Из-за того, что в комнате не убирались несколько дней, картина дополнялась затхлым запахом испорченной пищи.
И все бы ничего (у кого в доме иногда не бывает беспорядка), но тут замечаю в самом углу между диваном и креслом распростертую фигуру. Рядом с инвалидным креслом.
Ведомая первым побуждением, я бросила сумку и хотела поднять Березина. Он был пьян в стельку, смотрел на меня невидящим взглядом, а потом будто признал, отбросил мои руки, попытался подняться, безуспешно, закричал:
– Пришла смеяться надо мной? Да, я такой теперь! Я теперь никто, убирайся! Я знаю про тебя, все знаю! Это ты… ― он периодически запинался, тер глаза, ― ты хотела, чтобы так было, мечтала об этом, все мечтали! Дождалась? Ничтожество, пустое место! Да кто ты такая? Какое ты имеешь право? Девчонка на побегушках! Да профессор использует тебя, а потом выбросит на улицу, как всех остальных…

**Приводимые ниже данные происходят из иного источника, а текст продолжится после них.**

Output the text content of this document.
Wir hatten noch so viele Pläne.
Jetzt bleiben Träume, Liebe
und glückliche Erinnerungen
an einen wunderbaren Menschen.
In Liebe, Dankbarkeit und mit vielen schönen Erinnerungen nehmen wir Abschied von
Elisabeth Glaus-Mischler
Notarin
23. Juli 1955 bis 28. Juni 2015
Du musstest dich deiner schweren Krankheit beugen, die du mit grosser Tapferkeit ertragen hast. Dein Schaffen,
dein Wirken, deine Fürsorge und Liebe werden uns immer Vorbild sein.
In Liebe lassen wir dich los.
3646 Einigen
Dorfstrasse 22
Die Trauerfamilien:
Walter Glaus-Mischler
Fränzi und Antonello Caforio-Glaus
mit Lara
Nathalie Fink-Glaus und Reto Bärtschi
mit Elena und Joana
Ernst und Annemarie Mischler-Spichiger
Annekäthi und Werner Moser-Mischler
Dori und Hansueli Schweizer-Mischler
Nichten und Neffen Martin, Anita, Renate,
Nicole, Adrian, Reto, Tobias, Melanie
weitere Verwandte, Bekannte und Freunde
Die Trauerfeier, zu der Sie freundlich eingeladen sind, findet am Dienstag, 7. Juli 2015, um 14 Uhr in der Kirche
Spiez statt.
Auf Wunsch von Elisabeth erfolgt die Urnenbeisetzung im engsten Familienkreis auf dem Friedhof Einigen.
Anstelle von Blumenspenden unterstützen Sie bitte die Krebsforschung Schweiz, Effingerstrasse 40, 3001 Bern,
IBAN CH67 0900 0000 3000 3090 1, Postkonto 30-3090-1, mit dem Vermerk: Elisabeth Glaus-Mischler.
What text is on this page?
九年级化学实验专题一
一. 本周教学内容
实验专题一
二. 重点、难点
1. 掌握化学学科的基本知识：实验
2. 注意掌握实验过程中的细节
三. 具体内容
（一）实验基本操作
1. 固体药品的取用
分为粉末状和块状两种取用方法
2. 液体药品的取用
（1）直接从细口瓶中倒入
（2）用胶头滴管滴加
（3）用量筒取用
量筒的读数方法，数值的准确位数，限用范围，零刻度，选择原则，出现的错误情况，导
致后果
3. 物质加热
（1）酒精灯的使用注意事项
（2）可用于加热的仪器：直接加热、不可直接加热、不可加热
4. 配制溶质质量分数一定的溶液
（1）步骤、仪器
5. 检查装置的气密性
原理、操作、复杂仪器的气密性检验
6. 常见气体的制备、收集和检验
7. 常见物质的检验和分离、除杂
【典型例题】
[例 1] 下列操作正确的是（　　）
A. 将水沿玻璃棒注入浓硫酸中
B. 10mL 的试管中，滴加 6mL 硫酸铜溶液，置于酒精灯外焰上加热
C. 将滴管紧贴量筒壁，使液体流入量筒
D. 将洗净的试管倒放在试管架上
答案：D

Дмитрий продолжал. Из несвязного потока слов я узнала о себе много нового: что практически включаю в себя все мирские грехи. Как он только меня не называл! Все припомнил: и мой возраст, и положение, и статус. Особенно досталось моей «невзрачной» внешности. Но я не развернулась и не убежала. Никто не обещал, что будет просто. Психолог написал мне: «Больные могут сделать больно. Надо быть к этому готовым». Я готова. Не слушаю, пытаюсь посмотреть на него не как на опустившегося, потерянного человека, а как на оступившегося по вполне понятным причинам. Ничего не осталось от его привычной прически, волосы космами торчали, спутавшись, лицо покрывала недельная щетина, под опухшими глазами зияли синяки. Дышу. Слушаю. Жду, пока тирады в мою сторону закончатся.
А сама думаю: вот, что привлекало в нем людей ― энергия, харизматичность, если хотите. Я не обращала на нее внимания, но сейчас, когда эта искорка угасла, то поняла, какой силой притяжения он обладал. Вспоминаю, как впервые обратилась к нему, как он улыбался, как играли в футбол, как ходил на сеансы, как танцевали с ним… Как давно, кажется, это было! Он был сильным, уверенным. Это подкупало.
Только здесь меня окончательно осенило. Дмитрий проиграл пари на меня не потому что не хотел выиграть: просто не знал, как бороться, ведь всегда девушки сами, словно светлячки тянулись к его внутреннему свету (какой бы природы он не был). А тогда пришлось заручиться сачком. Но чтобы им пользоваться, тоже нужна сноровка…
Да, оказывается, внутренний свет бывает разным, он не всегда греет, порой испепеляет.